Les aléas de l’existence, comme la pauvreté, l’exil ou les deuils, n’épargnent pas les personnages. La montée du fascisme en Italie bouscule les vies et divise les villages. Les conséquences d’événements parfois tragiques ruissellent ensuite d’une génération à l’autre.
Directeur du Centre des littératures en Suisse romande, Daniel Maggetti met bien sûr l’accent sur l’importance de la langue. Ou plutôt des langues. Son récit est émaillé de termes italiens et dialectaux, comme matlosa, dérivé d’Heimatlos, soit sans patrie ou à l’origine inconnue. Ce mot qualifie les Italiens débarqués en Suisse pour trouver du travail, à l’image de Rosa, de Cecchino et de leurs enfants. Pour le malheur de la grand-mère de l’auteur, le dialecte de la région de Brescia, parlé par ses aïeux, s’avère bien différent de celui pratiqué à Verscio, près d’Ascona, où sa famille s’installe au tout début des années 30. Cet écart contribua à dresser un mur entre Rosa et sa nouvelle vie helvétique.
Comme la fumée des charbonnières, la mémoire perdue, les fragments d’histoire familiale que l’on retrouve et surtout les questions qui resteront à jamais irrésolues flottent sur ce récit./ DS
Nadar et Hugo, il n’y a pas photo
Diplômé en Lettres de l’UNIL, Gaëtan Zinder s’est intéressé à la correspondance entre Victor Hugo et Félix Tournachon, dit Nadar. Ce dernier, qui a inspiré Jules Verne, fut un authentique casse-cou, pionnier de l’aéronautique et de la photographie.

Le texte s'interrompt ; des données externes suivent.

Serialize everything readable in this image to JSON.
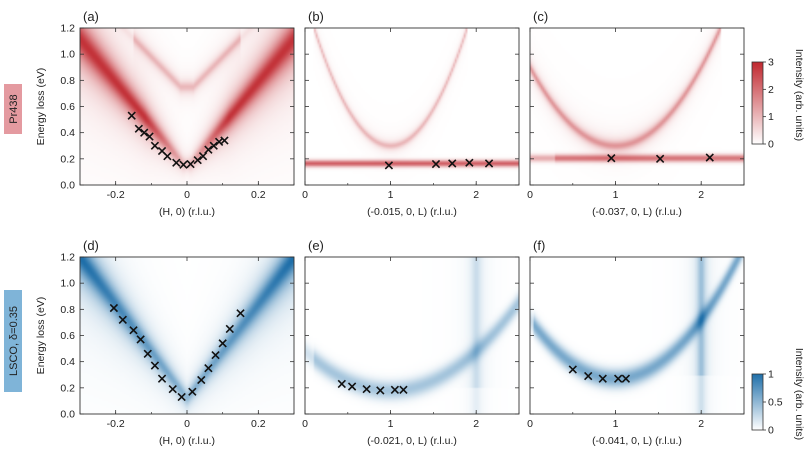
{
  "rows": [
    {
      "label": "Pr438",
      "label_bg": "#e49aa0",
      "colormap_max": "#c0282f",
      "colorbar": {
        "title": "Intensity (arb. units)",
        "ticks": [
          "3",
          "2",
          "1",
          "0"
        ],
        "range": [
          0,
          3
        ]
      }
    },
    {
      "label": "LSCO, δ=0.35",
      "label_bg": "#7fb4d8",
      "colormap_max": "#1f6fa9",
      "colorbar": {
        "title": "Intensity (arb. units)",
        "ticks": [
          "1",
          "0.5",
          "0"
        ],
        "range": [
          0,
          1
        ]
      }
    }
  ],
  "y_axis": {
    "label": "Energy loss (eV)",
    "ticks": [
      "0.0",
      "0.2",
      "0.4",
      "0.6",
      "0.8",
      "1.0",
      "1.2"
    ]
  },
  "chart_data": [
    {
      "panel": "(a)",
      "type": "heatmap",
      "row": 0,
      "xlabel": "(H, 0) (r.l.u.)",
      "xlim": [
        -0.3,
        0.3
      ],
      "ylim": [
        0,
        1.2
      ],
      "xticks": [
        "-0.2",
        "0",
        "0.2"
      ],
      "xtick_values": [
        -0.2,
        0,
        0.2
      ],
      "points": [
        [
          -0.155,
          0.53
        ],
        [
          -0.135,
          0.43
        ],
        [
          -0.12,
          0.4
        ],
        [
          -0.105,
          0.37
        ],
        [
          -0.09,
          0.3
        ],
        [
          -0.07,
          0.26
        ],
        [
          -0.055,
          0.22
        ],
        [
          -0.03,
          0.17
        ],
        [
          -0.01,
          0.155
        ],
        [
          0.01,
          0.16
        ],
        [
          0.03,
          0.19
        ],
        [
          0.045,
          0.22
        ],
        [
          0.06,
          0.27
        ],
        [
          0.075,
          0.3
        ],
        [
          0.09,
          0.33
        ],
        [
          0.105,
          0.34
        ]
      ]
    },
    {
      "panel": "(b)",
      "type": "heatmap",
      "row": 0,
      "xlabel": "(-0.015, 0, L) (r.l.u.)",
      "xlim": [
        0,
        2.5
      ],
      "ylim": [
        0,
        1.2
      ],
      "xticks": [
        "0",
        "1",
        "2"
      ],
      "xtick_values": [
        0,
        1,
        2
      ],
      "points": [
        [
          0.98,
          0.15
        ],
        [
          1.53,
          0.16
        ],
        [
          1.72,
          0.165
        ],
        [
          1.92,
          0.17
        ],
        [
          2.15,
          0.165
        ]
      ]
    },
    {
      "panel": "(c)",
      "type": "heatmap",
      "row": 0,
      "xlabel": "(-0.037, 0, L) (r.l.u.)",
      "xlim": [
        0,
        2.5
      ],
      "ylim": [
        0,
        1.2
      ],
      "xticks": [
        "0",
        "1",
        "2"
      ],
      "xtick_values": [
        0,
        1,
        2
      ],
      "points": [
        [
          0.95,
          0.205
        ],
        [
          1.52,
          0.2
        ],
        [
          2.1,
          0.21
        ]
      ]
    },
    {
      "panel": "(d)",
      "type": "heatmap",
      "row": 1,
      "xlabel": "(H, 0) (r.l.u.)",
      "xlim": [
        -0.3,
        0.3
      ],
      "ylim": [
        0,
        1.2
      ],
      "xticks": [
        "-0.2",
        "0",
        "0.2"
      ],
      "xtick_values": [
        -0.2,
        0,
        0.2
      ],
      "points": [
        [
          -0.205,
          0.81
        ],
        [
          -0.18,
          0.72
        ],
        [
          -0.15,
          0.64
        ],
        [
          -0.13,
          0.57
        ],
        [
          -0.11,
          0.46
        ],
        [
          -0.09,
          0.37
        ],
        [
          -0.07,
          0.27
        ],
        [
          -0.04,
          0.19
        ],
        [
          -0.015,
          0.13
        ],
        [
          0.015,
          0.17
        ],
        [
          0.04,
          0.26
        ],
        [
          0.06,
          0.35
        ],
        [
          0.08,
          0.45
        ],
        [
          0.1,
          0.54
        ],
        [
          0.12,
          0.65
        ],
        [
          0.15,
          0.77
        ]
      ]
    },
    {
      "panel": "(e)",
      "type": "heatmap",
      "row": 1,
      "xlabel": "(-0.021, 0, L) (r.l.u.)",
      "xlim": [
        0,
        2.5
      ],
      "ylim": [
        0,
        1.2
      ],
      "xticks": [
        "0",
        "1",
        "2"
      ],
      "xtick_values": [
        0,
        1,
        2
      ],
      "points": [
        [
          0.43,
          0.23
        ],
        [
          0.55,
          0.21
        ],
        [
          0.72,
          0.19
        ],
        [
          0.88,
          0.18
        ],
        [
          1.05,
          0.185
        ],
        [
          1.15,
          0.185
        ]
      ]
    },
    {
      "panel": "(f)",
      "type": "heatmap",
      "row": 1,
      "xlabel": "(-0.041, 0, L) (r.l.u.)",
      "xlim": [
        0,
        2.5
      ],
      "ylim": [
        0,
        1.2
      ],
      "xticks": [
        "0",
        "1",
        "2"
      ],
      "xtick_values": [
        0,
        1,
        2
      ],
      "points": [
        [
          0.5,
          0.34
        ],
        [
          0.68,
          0.29
        ],
        [
          0.85,
          0.27
        ],
        [
          1.03,
          0.27
        ],
        [
          1.12,
          0.27
        ]
      ]
    }
  ]
}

Dans son essai, le chercheur cloue au sol quelques idées reçues. Par exemple, Victor Hugo ne s’est «jamais véritablement intéressé à la photographie […] si ce n’est pour construire minutieusement sa posture de poète romantique, d’exilé-résistant et d’homme politique». Les échanges de courrier entre Victor Hugo et Nadar ne mentionnent ainsi presque jamais cet art, une absence qu’explique Gaëtan Zinder au fil des pages. Par contre, le vol occupe une grande place dans les lettres. Le ballon est relégué vers le passé, tandis que les moyens plus lourds que l’air, comme l’hélicoptère (alors encore à inventer), constituent la nouvelle utopie. Le rapport complexe de «l’Homme siècle» à la technique fait bien entendu partie des thèmes traités dans l’essai./DS
Notice sur LabeLettres (Faculté des lettres)
Vocabulaire voyageur
Dans cet ouvrage, le journaliste Alain Pichard (malheureusement décédé en juin 2023) navigue de mots en mots et raconte leurs histoires en deux ou trois pages. Ainsi, pourquoi les Français utilisent-ils soixante-dix et quatre-vingt, quand septante et huitante semblent plus naturels?

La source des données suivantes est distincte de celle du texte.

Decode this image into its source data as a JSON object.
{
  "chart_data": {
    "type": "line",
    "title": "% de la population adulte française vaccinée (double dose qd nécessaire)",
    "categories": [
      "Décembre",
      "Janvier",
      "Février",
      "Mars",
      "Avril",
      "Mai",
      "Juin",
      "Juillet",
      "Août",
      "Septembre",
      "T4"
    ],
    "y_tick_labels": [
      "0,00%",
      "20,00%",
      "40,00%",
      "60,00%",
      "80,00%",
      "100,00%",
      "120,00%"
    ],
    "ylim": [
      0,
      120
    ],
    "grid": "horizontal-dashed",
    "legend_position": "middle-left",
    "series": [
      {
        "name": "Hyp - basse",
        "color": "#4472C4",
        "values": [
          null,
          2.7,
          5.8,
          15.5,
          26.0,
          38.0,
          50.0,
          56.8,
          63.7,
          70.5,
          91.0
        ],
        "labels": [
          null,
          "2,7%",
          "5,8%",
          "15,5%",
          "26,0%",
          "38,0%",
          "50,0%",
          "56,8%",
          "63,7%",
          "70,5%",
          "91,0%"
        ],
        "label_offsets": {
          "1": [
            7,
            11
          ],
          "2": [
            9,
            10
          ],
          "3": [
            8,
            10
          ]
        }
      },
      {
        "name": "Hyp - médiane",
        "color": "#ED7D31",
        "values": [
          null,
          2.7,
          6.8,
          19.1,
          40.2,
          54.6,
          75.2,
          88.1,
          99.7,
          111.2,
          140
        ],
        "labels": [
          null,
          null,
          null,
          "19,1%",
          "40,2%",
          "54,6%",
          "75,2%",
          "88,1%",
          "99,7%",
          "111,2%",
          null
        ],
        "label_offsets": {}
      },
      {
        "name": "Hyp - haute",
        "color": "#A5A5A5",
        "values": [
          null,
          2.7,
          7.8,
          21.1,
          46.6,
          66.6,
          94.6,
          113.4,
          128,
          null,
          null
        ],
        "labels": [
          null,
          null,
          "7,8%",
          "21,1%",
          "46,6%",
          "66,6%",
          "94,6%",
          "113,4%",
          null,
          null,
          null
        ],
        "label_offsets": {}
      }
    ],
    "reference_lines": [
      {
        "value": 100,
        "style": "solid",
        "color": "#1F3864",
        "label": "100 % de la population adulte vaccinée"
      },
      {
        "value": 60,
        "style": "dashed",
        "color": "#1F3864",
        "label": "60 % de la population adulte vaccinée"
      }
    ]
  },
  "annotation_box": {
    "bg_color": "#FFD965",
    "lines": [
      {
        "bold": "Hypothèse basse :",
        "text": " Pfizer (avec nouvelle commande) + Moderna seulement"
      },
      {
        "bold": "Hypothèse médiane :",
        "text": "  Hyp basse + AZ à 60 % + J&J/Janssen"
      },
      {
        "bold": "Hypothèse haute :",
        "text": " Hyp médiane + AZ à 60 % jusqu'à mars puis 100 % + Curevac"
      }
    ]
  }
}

Il faut peut-être y voir une survivance du calcul vigésimal, soit par vingtaines, qui concurrença le système décimal au Moyen Âge. D’autres langues européennes, dont l’albanais et le danois, en portent encore les traces. Plus loin dans le livre, les Lavanchy apprendront que leur nom de famille dérive du couloir d’avalanche, de la coulée.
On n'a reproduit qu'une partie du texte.